Niche dating sites often turn into social networks on their own, and Stache Passions is no exception. As you might have guessed, Stache Passions is a website solely for people who have mustaches, the more unique and interesting the better. While the website started primarily for dating, the developers now advertise it as a place for anybody with a passion for mustaches.
Stache Passions includes a variety of interesting people with fun names like HairyDoyle or ColonStache. The user base is quite eclectic, even including various women and transsexuals. Since its start, Stache Passions has grown into a complete Internet community, including pages that show the list of favorite books, video games, and movies among the users. The site has a rating system where people can rank mustaches as “newbie,” “expert,” or “Stache Groupie.” They even have a catchy song.
While all the other social networks listed above are open to anybody who can find them, these next two are restrictive and are some of the most exclusive online communities. One of the bigger communities is Affluence, a social network that anybody can apply to, but they have to pass an application process that includes a background check on their personal wealth. To pass the background check, members must make $200,000 a year or have a net worth of $1 million.

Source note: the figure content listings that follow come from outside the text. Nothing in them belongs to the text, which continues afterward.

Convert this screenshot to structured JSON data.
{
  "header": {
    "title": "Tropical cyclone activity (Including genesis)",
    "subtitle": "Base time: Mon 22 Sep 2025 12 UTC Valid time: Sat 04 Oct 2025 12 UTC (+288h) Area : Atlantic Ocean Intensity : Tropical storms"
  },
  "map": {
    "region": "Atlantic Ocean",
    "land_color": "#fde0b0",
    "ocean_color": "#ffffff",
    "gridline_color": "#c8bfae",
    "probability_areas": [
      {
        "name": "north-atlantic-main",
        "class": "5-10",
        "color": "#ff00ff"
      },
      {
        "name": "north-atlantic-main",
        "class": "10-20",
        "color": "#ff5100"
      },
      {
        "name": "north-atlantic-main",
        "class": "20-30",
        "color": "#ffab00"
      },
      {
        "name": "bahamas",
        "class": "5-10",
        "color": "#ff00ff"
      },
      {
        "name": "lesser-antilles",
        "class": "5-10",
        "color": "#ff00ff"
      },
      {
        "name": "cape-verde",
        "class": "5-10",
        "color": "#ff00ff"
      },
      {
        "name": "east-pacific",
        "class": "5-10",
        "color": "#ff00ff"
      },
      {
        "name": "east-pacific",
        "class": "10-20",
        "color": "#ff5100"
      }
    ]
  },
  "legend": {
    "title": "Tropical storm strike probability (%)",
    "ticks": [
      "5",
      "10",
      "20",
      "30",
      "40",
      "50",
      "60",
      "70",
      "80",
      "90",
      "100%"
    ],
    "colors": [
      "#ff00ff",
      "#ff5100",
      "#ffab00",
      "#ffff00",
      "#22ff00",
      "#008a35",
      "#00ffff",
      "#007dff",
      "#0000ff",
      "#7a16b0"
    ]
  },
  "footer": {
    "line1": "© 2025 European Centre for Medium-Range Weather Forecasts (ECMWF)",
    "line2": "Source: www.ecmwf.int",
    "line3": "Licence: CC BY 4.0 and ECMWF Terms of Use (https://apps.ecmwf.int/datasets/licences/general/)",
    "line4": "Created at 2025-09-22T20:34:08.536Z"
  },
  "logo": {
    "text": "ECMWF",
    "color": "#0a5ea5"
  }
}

Even if you do not have the money, don’t worry. People can still get into Affluence if five registered users vouch that they are upper class enough to take part in the online community. Developers state that the restrictive nature of the website allows for better content than the normal social networks and allows people to make connections with other successful people.
Creator Russell Rockefeller assures the public that there is no massive conspiracy going on in the secret network of Affluence. Rather, the social network just allows successful people access to the best world events and connections that can help them get even wealthier. Users of Affluence have a personal virtual concierge that makes sure they know about all the exclusive parties and events across the globe, helping them live the wealthy lifestyle.
Even more exclusive than Affluence is the social network ASmallWorld. In order for a person to get into ASmallWorld, they need to have a college degree, make enough money for their application to go through, and get invited by members already on the site.
ASmallWorld networks the elite. The biggest push is to help its members travel more effectively and get the very best luxury hotels and restaurants that the world has to offer. Membership on the network also includes perks like entrance to exclusive nightclubs and free services in various major cities.
Despite those claims, ASmallWorld has issues with its business model since it does not have advertisements and is not making very much money for its creator. Because of this, everybody has to pay $110 a year as a subscription fee. But even that is not enough, because ASmallWorld caps its membership at 250,000 people.